The wabbit watched the cave with wittle eyes. He
had a matchstick in one hand and a ball of string in the other. When the sweet
smells wafted out of the cave he hopped forward and hid by the door. He
carefully arranged his string then struck his match on the iron door. Whoosh!
Quickly, he snuffed it out and held the smoking stub against the crack of the
door.
“I smell smoke,” came a voice.
“Smoke?” answered another.
“Fire!” yelled a third.
“Fire!” all three shrieked, and came tumbling out
the door, tripping on the string. Wabbit leaped over the pile of wimmen and
whipped inside, whamming the door closed and wocking it.
Wes! He was inside!
He began to help himself to the fresh pies.
There’d be hell to pay, but that was better than twenty bucks apiece.
Yes, he was a wascally wabbit.
The wimmen started to bang on the door. Wabbit
finished the last pie with lots of smacking and slurping. “Ahhh, wovely,” he
said turning to face the door. How was he going to sugar coat this? He couldn’t
go out the window, they’d catch him and flay him for sure. He scanned the
kitchen. Hmm. He could do some cookin’ of his own.
He hummed ‘Johanna’ from Sweeney Todd while he got some honey, milk, sugar, flour, molasses,
and eggs mixin’ over the fire. The wimmen hammered on the door.
“Let us in or we’ll flay you, you wicked wabbit!”
they screamed.
“Woo!” wabbit taunted. The door started to wobble
as it was whacked. “Wu-oh,” said wabbit. He took his sauce from the stove as
the door started to buckle.
Splash-sploosh! He emptied his pot. The door
busted in.
Wabbit leaped back as the wimmen tumbled in on the
floor, right into wabbit’s cooking.
“Ha!” wabbit cackled. The wimmen struggled and
strained to get up, but wabbit had really sugar coated it.
“You wabbit!” the wimmen threatened. “We’s gonna
wip you wimb from wimb!”
“Plth!” wabbit said, opening the window. But
wabbit had overestimated his cooking. One of the wimmen wipped herself off the
floor and came at him yowling.
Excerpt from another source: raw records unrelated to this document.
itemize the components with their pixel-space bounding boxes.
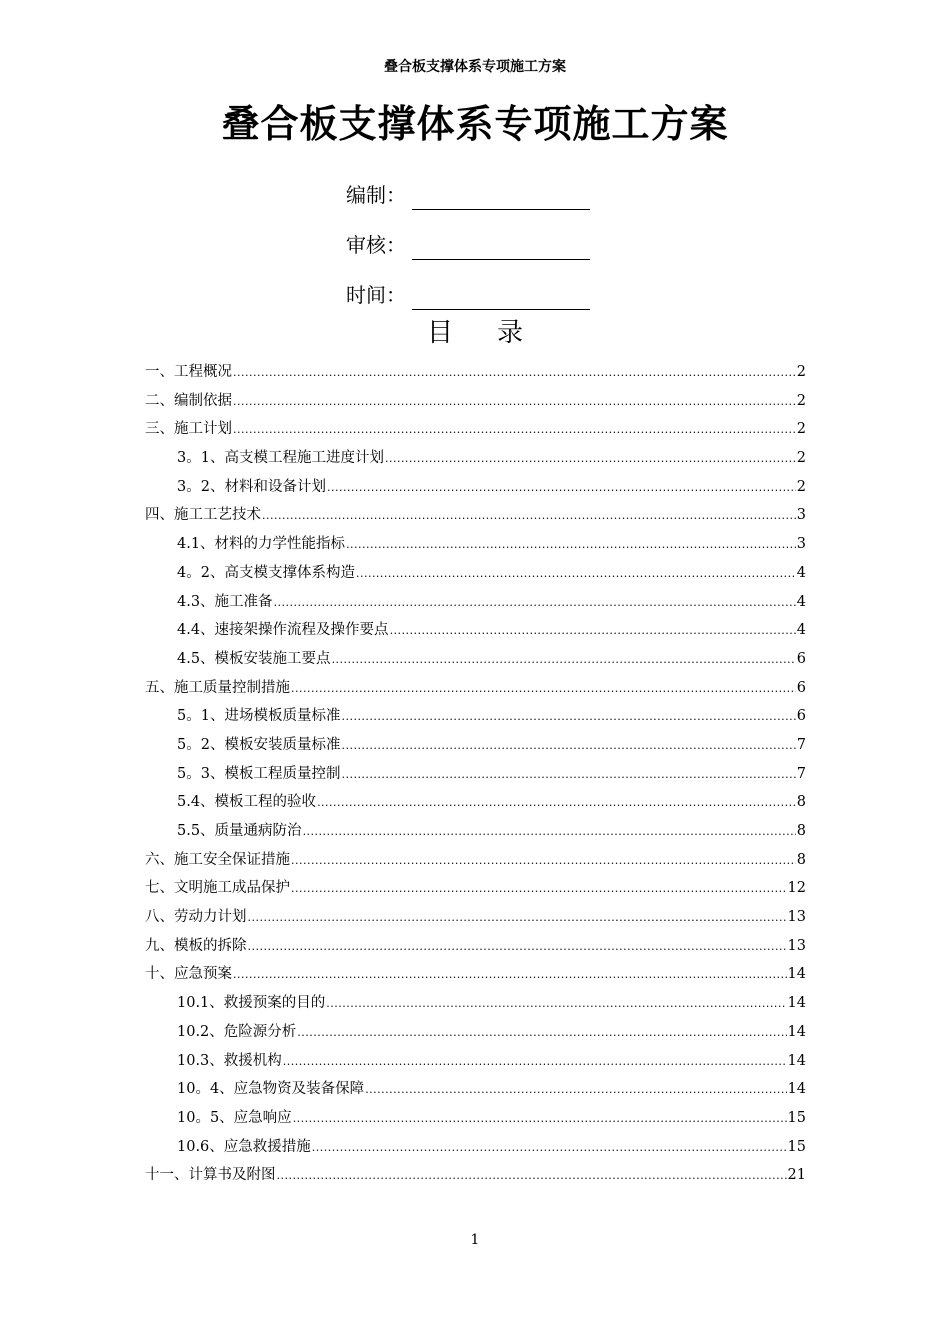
- signature-blank-line: [412, 308, 590, 310]
- toc-entry[interactable]: [145, 387, 806, 416]
- toc-entry-page: 7: [796, 736, 806, 753]
- toc-entry[interactable]: [145, 588, 806, 617]
- toc-dot-leader: [274, 589, 796, 618]
- toc-dot-leader: [277, 1162, 787, 1191]
- toc-entry-text: 4.5、模板安装施工要点: [177, 650, 331, 667]
- toc-entry-text: 六、施工安全保证措施: [145, 851, 290, 868]
- toc-heading: [0, 312, 950, 349]
- toc-dot-leader: [233, 359, 796, 388]
- toc-entry[interactable]: [145, 645, 806, 674]
- toc-entry[interactable]: [145, 674, 806, 703]
- toc-entry-page: 15: [787, 1138, 806, 1155]
- toc-entry[interactable]: [145, 817, 806, 846]
- toc-entry-page: 8: [796, 823, 806, 839]
- table-of-contents: [145, 358, 806, 1190]
- toc-entry-text: 二、编制依据: [145, 392, 232, 409]
- toc-entry-page: 3: [796, 507, 806, 524]
- toc-entry[interactable]: [145, 932, 806, 961]
- toc-entry[interactable]: [145, 1018, 806, 1047]
- toc-entry-text: 4.1、材料的力学性能指标: [177, 536, 346, 553]
- signature-label: 时间：: [346, 283, 406, 307]
- toc-entry-text: 5。3、模板工程质量控制: [177, 765, 341, 782]
- toc-entry-page: 8: [796, 794, 806, 811]
- toc-entry-page: 8: [796, 851, 806, 868]
- toc-entry-text: 四、施工工艺技术: [145, 507, 261, 524]
- toc-entry-text: 4.4、速接架操作流程及操作要点: [177, 622, 389, 639]
- toc-entry[interactable]: [145, 530, 806, 559]
- toc-entry-text: 一、工程概况: [145, 364, 232, 380]
- toc-dot-leader: [248, 933, 787, 962]
- toc-entry-page: 4: [796, 593, 806, 610]
- document-title: 叠合板支撑体系专项施工方案: [221, 102, 729, 146]
- toc-entry-page: 14: [787, 995, 806, 1012]
- signature-label: 审核：: [346, 233, 406, 257]
- toc-dot-leader: [297, 1019, 786, 1048]
- toc-dot-leader: [293, 1105, 787, 1134]
- toc-entry-page: 2: [796, 421, 806, 438]
- toc-dot-leader: [312, 1134, 787, 1163]
- signature-reviewed-by: [346, 230, 606, 260]
- toc-entry-text: 五、施工质量控制措施: [145, 679, 290, 696]
- toc-entry-text: 八、劳动力计划: [145, 909, 247, 926]
- toc-dot-leader: [385, 445, 796, 474]
- toc-heading-char: 目: [426, 318, 453, 348]
- toc-entry-page: 2: [796, 450, 806, 467]
- running-header: 叠合板支撑体系专项施工方案: [384, 59, 566, 75]
- toc-entry-text: 10。4、应急物资及装备保障: [177, 1081, 365, 1098]
- toc-entry[interactable]: [145, 903, 806, 932]
- toc-heading-char: 录: [497, 318, 524, 348]
- toc-entry-page: 4: [796, 564, 806, 581]
- toc-entry-text: 十、应急预案: [145, 966, 232, 983]
- toc-dot-leader: [262, 502, 796, 531]
- toc-dot-leader: [291, 847, 796, 876]
- toc-entry-page: 15: [787, 1109, 806, 1126]
- toc-entry-page: 21: [787, 1167, 806, 1184]
- toc-entry-text: 5.4、模板工程的验收: [177, 794, 317, 811]
- toc-entry-text: 10.1、救援预案的目的: [177, 995, 326, 1012]
- toc-entry-text: 10。5、应急响应: [177, 1109, 292, 1126]
- toc-entry-text: 10.6、应急救援措施: [177, 1138, 311, 1155]
- signature-compiled-by: [346, 180, 606, 210]
- toc-entry-page: 12: [787, 880, 806, 897]
- toc-dot-leader: [341, 732, 795, 761]
- toc-entry-text: 九、模板的拆除: [145, 937, 247, 954]
- toc-dot-leader: [365, 1076, 786, 1105]
- toc-entry[interactable]: [145, 846, 806, 875]
- toc-entry-page: 6: [796, 650, 806, 667]
- toc-dot-leader: [327, 474, 796, 503]
- toc-entry[interactable]: [145, 415, 806, 444]
- toc-dot-leader: [291, 675, 796, 704]
- toc-dot-leader: [233, 388, 796, 417]
- toc-entry-page: 4: [796, 622, 806, 639]
- toc-dot-leader: [346, 531, 796, 560]
- toc-entry[interactable]: [145, 501, 806, 530]
- toc-entry-text: 10.2、危险源分析: [177, 1023, 297, 1040]
- signature-blank-line: [412, 208, 590, 210]
- toc-entry-text: 3。2、材料和设备计划: [177, 478, 326, 495]
- toc-dot-leader: [283, 1048, 787, 1077]
- toc-dot-leader: [291, 875, 787, 904]
- toc-dot-leader: [332, 646, 796, 675]
- toc-entry-page: 13: [787, 937, 806, 954]
- toc-entry[interactable]: [145, 760, 806, 789]
- toc-entry[interactable]: [145, 989, 806, 1018]
- toc-entry[interactable]: [145, 559, 806, 588]
- signature-label: 编制：: [346, 183, 406, 207]
- toc-entry[interactable]: [145, 444, 806, 473]
- toc-entry[interactable]: [145, 1161, 806, 1190]
- toc-entry-text: 4.3、施工准备: [177, 593, 273, 610]
- toc-entry-page: 14: [787, 1023, 806, 1040]
- toc-entry-page: 7: [796, 765, 806, 782]
- toc-entry[interactable]: [145, 702, 806, 731]
- toc-dot-leader: [248, 904, 787, 933]
- toc-entry[interactable]: [145, 1133, 806, 1162]
- toc-entry-page: 2: [796, 392, 806, 409]
- toc-entry-page: 14: [787, 1081, 806, 1098]
- toc-entry-page: 14: [787, 966, 806, 983]
- toc-entry-page: 3: [796, 536, 806, 553]
- toc-entry-page: 6: [796, 708, 806, 725]
- toc-entry[interactable]: [145, 1047, 806, 1076]
- toc-entry-text: 七、文明施工成品保护: [145, 880, 290, 897]
- toc-entry-text: 5。1、进场模板质量标准: [177, 708, 341, 725]
- page-number: 1: [470, 1232, 480, 1248]
- toc-entry[interactable]: [145, 960, 806, 989]
- toc-dot-leader: [326, 990, 786, 1019]
- signature-date: [346, 280, 606, 310]
- toc-entry[interactable]: [145, 731, 806, 760]
- toc-dot-leader: [233, 961, 787, 990]
- toc-entry-page: 13: [787, 909, 806, 926]
- toc-entry[interactable]: [145, 1075, 806, 1104]
- toc-dot-leader: [317, 789, 796, 818]
- toc-dot-leader: [303, 818, 796, 847]
- toc-entry-text: 十一、计算书及附图: [145, 1167, 276, 1184]
- toc-entry-text: 3。1、高支模工程施工进度计划: [177, 450, 384, 467]
- toc-entry-text: 5。2、模板安装质量标准: [177, 736, 341, 753]
- toc-dot-leader: [341, 761, 795, 790]
- toc-dot-leader: [390, 617, 796, 646]
- toc-entry-text: 4。2、高支模支撑体系构造: [177, 564, 355, 581]
- toc-dot-leader: [356, 560, 796, 589]
- toc-dot-leader: [341, 703, 795, 732]
- toc-entry-page: 2: [796, 478, 806, 495]
- toc-entry-text: 三、施工计划: [145, 421, 232, 438]
- toc-entry-page: 6: [796, 679, 806, 696]
- toc-entry[interactable]: [145, 616, 806, 645]
- signature-blank-line: [412, 258, 590, 260]
- toc-entry[interactable]: [145, 874, 806, 903]
- toc-entry[interactable]: [145, 473, 806, 502]
- toc-entry-text: 5.5、质量通病防治: [177, 823, 302, 839]
- toc-entry[interactable]: [145, 1104, 806, 1133]
- toc-dot-leader: [233, 416, 796, 445]
- toc-entry[interactable]: [145, 358, 806, 387]
- toc-entry[interactable]: [145, 788, 806, 817]
- toc-entry-text: 10.3、救援机构: [177, 1052, 282, 1069]
- toc-entry-page: 2: [796, 364, 806, 380]
- toc-entry-page: 14: [787, 1052, 806, 1069]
She was so fast, he didn’t have a chance.
The wimm wrapped her weally sticky arms around him
and he woulda been stuck good.
Fortunately her sudden yowling n’all had scared
wabbit right out of his skin!
“Weeow!” he said, leaping right out of his fuzzy
wuzzy jammies and through the window. He set off running as fast as he could,
which was pretty fast since he was buck naked. The wimmen were so sticky, they
didn’t have a chance.
Wabbit, he was a wabbit, he’d grow new skin, but
he’d sure paid like hell. Now the wimmen would fight over who got a wabbit skin
coat, which would last a couple days and cause lots of chaos.
So you could bet your wovely hide he’d be back
outside the cave, watching with those wittle wabbit eyes.